3) Piani specifici e risorse finanziarie: voto 4
Per dimezzare la fame sono necessari piani d’azione specifici, coperti finanziariamente. Invece la dichiarazione è vaga e si limita a promettere azioni decise per sradicare la fame “il prima possibile”. C’è però un elemento positivo: al vertice è stato affermato in modo chiaro che i soldi dovranno essere destinati a piani nazionali gestiti ed elaborati direttamente dai paesi che soffrono la fame.
4) Cambiamenti climatici: voto 3
Sul clima, il linguaggio della dichiarazione è vago e poco ambizioso. Roma doveva invitare Copenhagen a prevedere sufficienti risorse – addizionali agli impegni APS – per l’’adattamento dei piccoli agricoltori al cambiamento climatico, invece di chiedere semplicemente che “vengano presi in considerazione”. Detta cosi, rimane un pio desiderio.

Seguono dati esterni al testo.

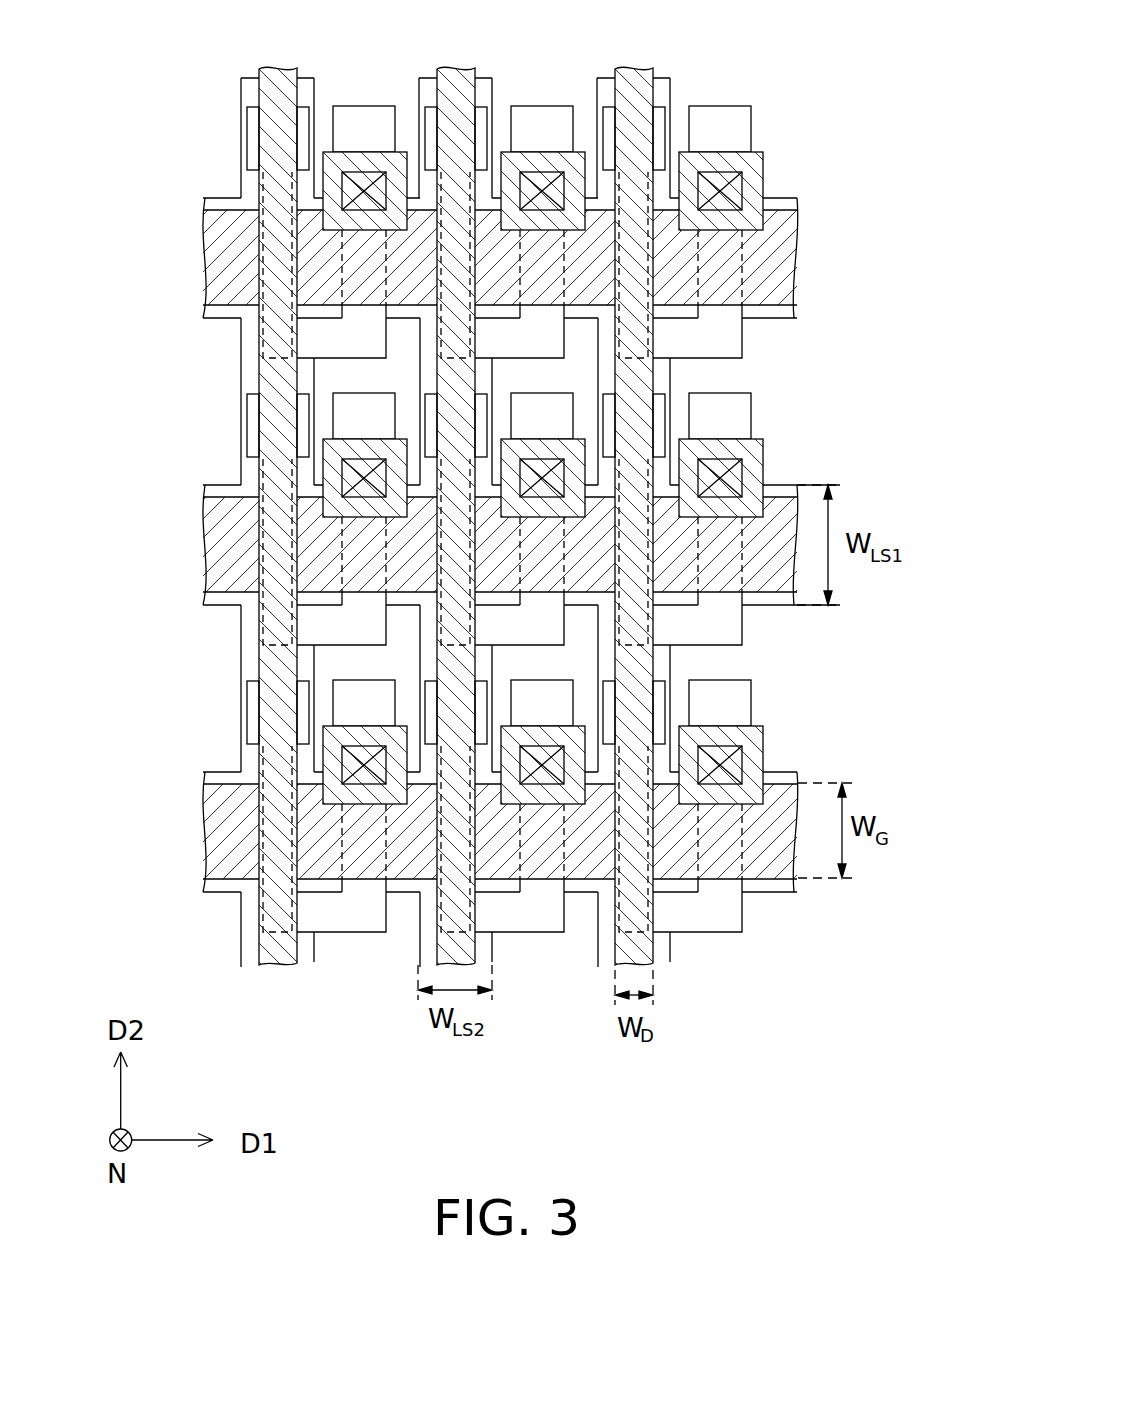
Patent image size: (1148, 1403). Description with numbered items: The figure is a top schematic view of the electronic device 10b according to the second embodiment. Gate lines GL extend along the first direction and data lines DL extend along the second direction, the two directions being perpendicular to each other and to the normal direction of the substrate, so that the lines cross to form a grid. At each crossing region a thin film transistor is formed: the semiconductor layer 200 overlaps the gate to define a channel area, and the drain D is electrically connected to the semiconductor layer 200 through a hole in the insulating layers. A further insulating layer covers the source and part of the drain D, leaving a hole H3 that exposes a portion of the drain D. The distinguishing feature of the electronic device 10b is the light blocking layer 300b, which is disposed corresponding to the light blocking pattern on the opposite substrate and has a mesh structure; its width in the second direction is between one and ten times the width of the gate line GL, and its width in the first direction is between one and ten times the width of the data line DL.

The gate line GL is at (222, 248).
The data line DL is at (278, 78).
The light blocking layer 300b is at (370, 108).
The semiconductor layer 200 is at (255, 147).
The drain D is at (405, 154).
The hole H3 is at (342, 175).
The electronic device 10b is at (872, 1075).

5) Agricoltura sostenibile: voto 2
Il vertice doveva aumentare il sostegno all’agricoltura sostenibile, fattore chiave per la sicurezza alimentare degli agricoltori. “Non è successo, e forse questo è il fallimento peggiore del summit”, dice Gripke. Sul commercio, la dichiarazione è incoerente con il diritto alla sicurezza alimentare. “Viene invece data molta enfasi al ruolo delle nuove tecnologie per aumentare la produttività agricola. Le innovazioni tecnologiche hanno un ruolo da giocare, ma ci sono modi molto più efficienti e meno costosi per aiutare i contadini poveri, come l’agricoltura ecologica.